Referring to types in the empty namespace

[cdisselkoen]

Rendered

[chrnorm]

+1 to the ::EntityType syntax, especially the implicit fallback to the default namespace. I recently hit an issue similar to https://github.com/cedar-policy/cedar/issues/579 myself. My use case was similar to this:

entity User {};

namespace MyService {
    entity Customer {};

    action GetCustomer appliesTo {
        principal: User,
        resource: Customer
    };
}

As a developer using Cedar my expectation was that User would be inferred to be in the default namespace automatically. I worked around this by shifting User into a namespace:

namespace MyService {
    entity User {};
    entity Customer {};

    action GetCustomer appliesTo {
        principal: User,
        resource: Customer
    };
}

This is a pain though because it makes policies less concise, now I have to use MyService::User instead of User.

No comment on the parsing trade-offs as I haven't worked with the Cedar parsing internals -- more so a comment as a Cedar user that I would definitely benefit from this feature :)

[mwhicks1]

Can you comment about how these issues are handled in other languages that have namespaces?

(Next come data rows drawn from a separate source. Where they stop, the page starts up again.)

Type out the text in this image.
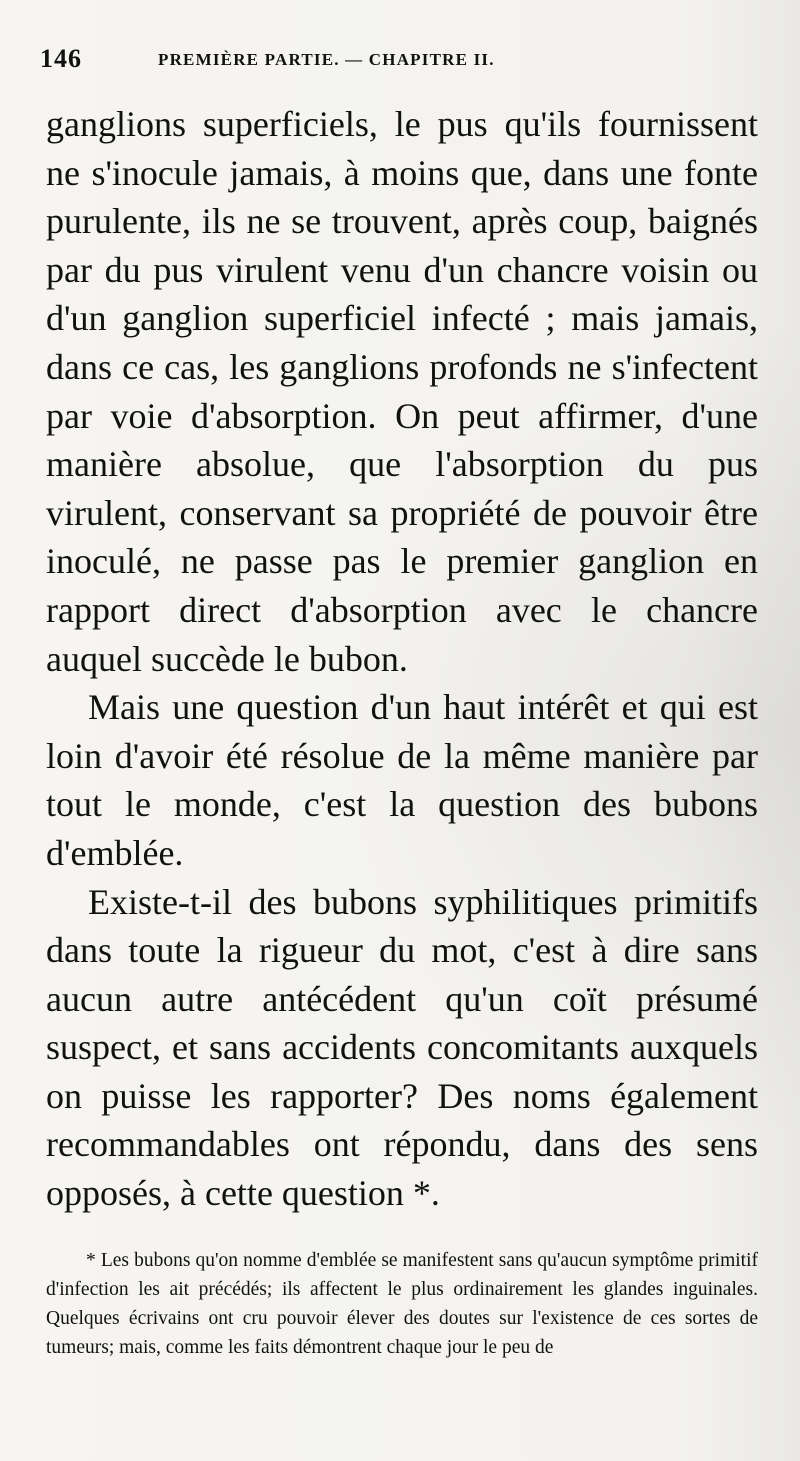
146	PREMIÈRE PARTIE. — CHAPITRE II.

ganglions superficiels, le pus qu'ils fournissent ne s'inocule jamais, à moins que, dans une fonte purulente, ils ne se trouvent, après coup, baignés par du pus virulent venu d'un chancre voisin ou d'un ganglion superficiel infecté ; mais jamais, dans ce cas, les ganglions profonds ne s'infectent par voie d'absorption. On peut affirmer, d'une manière absolue, que l'absorption du pus virulent, conservant sa propriété de pouvoir être inoculé, ne passe pas le premier ganglion en rapport direct d'absorption avec le chancre auquel succède le bubon.

Mais une question d'un haut intérêt et qui est loin d'avoir été résolue de la même manière par tout le monde, c'est la question des bubons d'emblée.

Existe-t-il des bubons syphilitiques primitifs dans toute la rigueur du mot, c'est à dire sans aucun autre antécédent qu'un coït présumé suspect, et sans accidents concomitants auxquels on puisse les rapporter? Des noms également recommandables ont répondu, dans des sens opposés, à cette question *.

* Les bubons qu'on nomme d'emblée se manifestent sans qu'aucun symptôme primitif d'infection les ait précédés; ils affectent le plus ordinairement les glandes inguinales. Quelques écrivains ont cru pouvoir élever des doutes sur l'existence de ces sortes de tumeurs; mais, comme les faits démontrent chaque jour le peu de
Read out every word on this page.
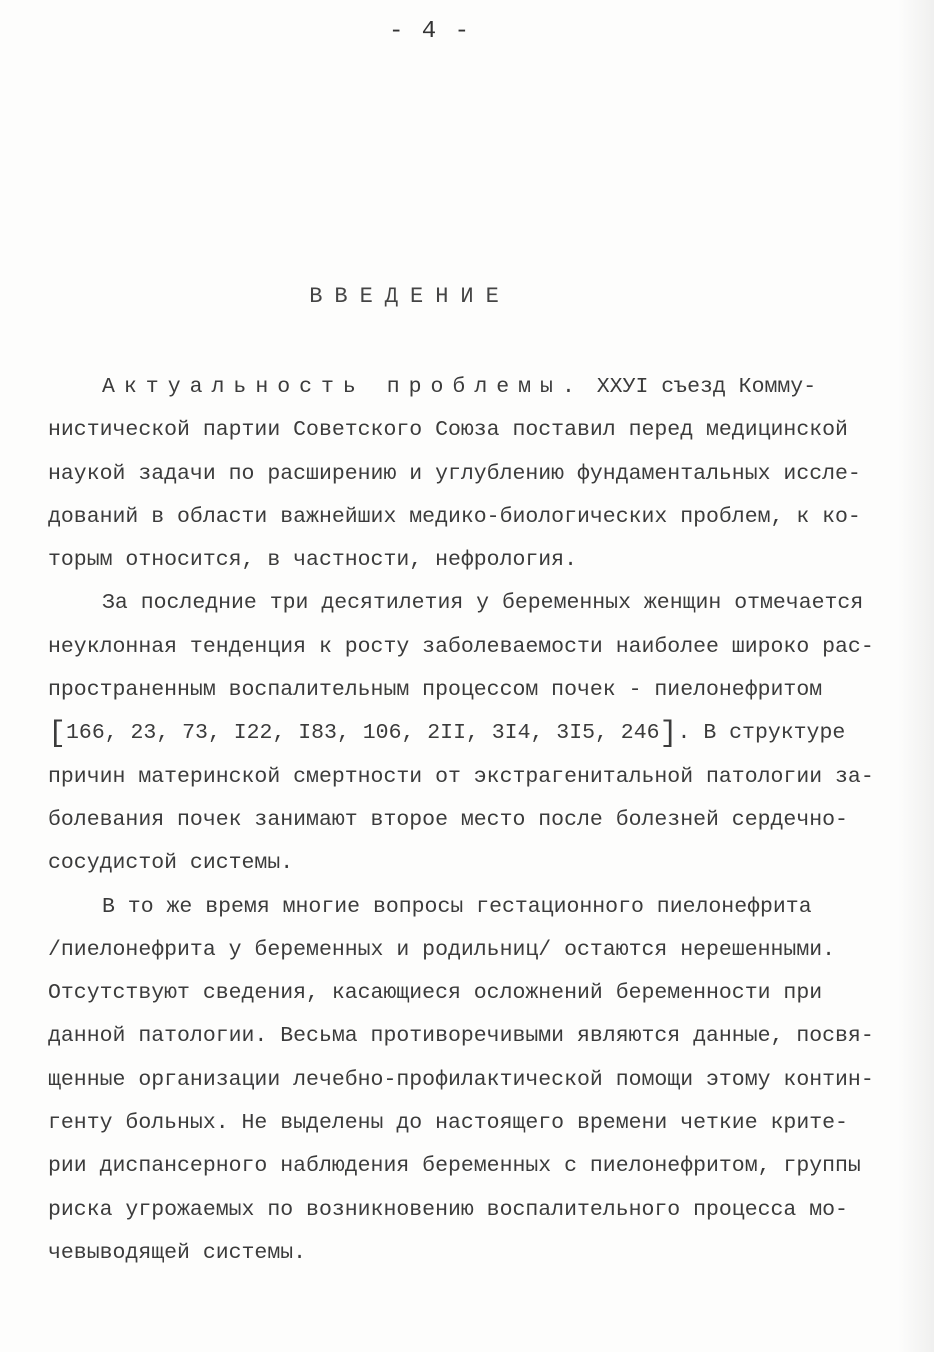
- 4 -
ВВЕДЕНИЕ
Актуальность проблемы. ХХУI съезд Комму-
нистической партии Советского Союза поставил перед медицинской
наукой задачи по расширению и углублению фундаментальных иссле-
дований в области важнейших медико-биологических проблем, к ко-
торым относится, в частности, нефрология.
За последние три десятилетия у беременных женщин отмечается
неуклонная тенденция к росту заболеваемости наиболее широко рас-
пространенным воспалительным процессом почек - пиелонефритом
[166, 23, 73, I22, I83, 106, 2II, 3I4, 3I5, 246]. В структуре
причин материнской смертности от экстрагенитальной патологии за-
болевания почек занимают второе место после болезней сердечно-
сосудистой системы.
В то же время многие вопросы гестационного пиелонефрита
/пиелонефрита у беременных и родильниц/ остаются нерешенными.
Отсутствуют сведения, касающиеся осложнений беременности при
данной патологии. Весьма противоречивыми являются данные, посвя-
щенные организации лечебно-профилактической помощи этому контин-
генту больных. Не выделены до настоящего времени четкие крите-
рии диспансерного наблюдения беременных с пиелонефритом, группы
риска угрожаемых по возникновению воспалительного процесса мо-
чевыводящей системы.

For example, other languages have an explicit import construct that controls name resolution. Suppose I defined User in Foo::Bar and defined User in the top-level namespace. A reference to User will resolve to the first only if it is fully qualified. If you try to import it, that creates an ambiguity: User could refer to Foo::Bar::User or User. In Java, such an import would be an error. What about other languages?

[andrewmwells-amazon]

Happy to take this as-is. I prefer the ::Foo syntax to _cedar::Foo. I don't think we need to allow ::Foo in policies since it's easy to suggest Foo in a linter.

[andrewmwells-amazon]

If you try to import it, that creates an ambiguity: User could refer to Foo::Bar::User or User. In Java, such an import would be an error. What about other languages?

I'm not aware of a language where that isn't an error.

Some language allow you to alias. E.g., in Rust you can do:

mod Foo {
    pub fn my_fun() -> usize {
        0
    }
}

mod Bar {
    pub fn my_fun() -> usize {
        1
    }
}

fn main() {
    use Foo::my_fun;
    use Bar::my_fun as other_my_fun;

    println!("Hello, world! {}", my_fun());
    println!("Good bye! {}", other_my_fun());
}

[hakanson]

_root_ in Scala (see https://docs.scala-lang.org/style/naming-conventions.html#root) was a "fully-qualify" escape hatch.

I might prefer something like __::User over ::User - I think it needs to be different that __cedar

I also wondered why ::User only works in schemas vs also in Cedar Policies (e.g. principal is ::User)

[cdisselkoen]

how these issues are handled in other languages that have namespaces?

Python's LEGB rule and JavaScript's identifier resolution rules are both similar to this RFC's Change 2.

The comparison to import in Java or use in Rust is not quite apples-to-apples in my mind. import and use are about bringing items from other non-empty namespaces into the empty namespace so that they can be referenced without qualification. Cedar doesn't have a way to do this, and this RFC doesn't propose one. In both Java and Rust, to my knowledge, you can always refer to items in the empty namespace without qualification (which is what this RFC's Change 2 proposes). Java and Rust prohibit shadowing these definitions with definitions in the active namespace; Cedar, Python, and JS do not prohibit this, and changing our rules to prohibit this would be a breaking change.

[shaobo-he-aws]

In both Java and Rust, to my knowledge, you can always refer to items in the empty namespace without qualification (which is what this RFC's Change 2 proposes).

IIRC, in Rust, we need to use super to refer to names of the "empty namespace", should there exist name conflicts.

[shaobo-he-aws]

Now my understanding is that we don't want to design a hierarchy of namespaces in a schema. And hence type names like ::id make sense. It's just the anomalies in names that worry me.

[cdisselkoen]

IIRC, in Rust, we need to use super to refer to names of the "empty namespace", should there exist name conflicts.

I don't think this is quite accurate -- super allows you to refer to names in your parent namespace. E.g., if the active namespace is A::B::C, thensuper::foo refers to A::B::foo

https://doc.rust-lang.org/std/keyword.super.html

[cdisselkoen]

After some offline discussion, pulled Change 2 back into cedar-policy/cedar#579, as it's uncontroversial, better characterized as a bugfix, and doesn't need an RFC. This RFC will remain open, for discussion of Changes 1 and 3 only. Revised the RFC text accordingly.

[cdisselkoen]

After the above comments and offline discussion, we failed to arrive at a satisfactory syntax for Change 1, and instead the group's conclusion was in favor of disallowing this kind of collision altogether, mooting Change 1, and making Change 3 an error (at least for the case of shadowing an empty-namespace definition). Note again that Change 2 was pulled back into cedar-policy/cedar#579 where it will be addressed. As a result, I am closing this RFC and opening #70 instead as the successor.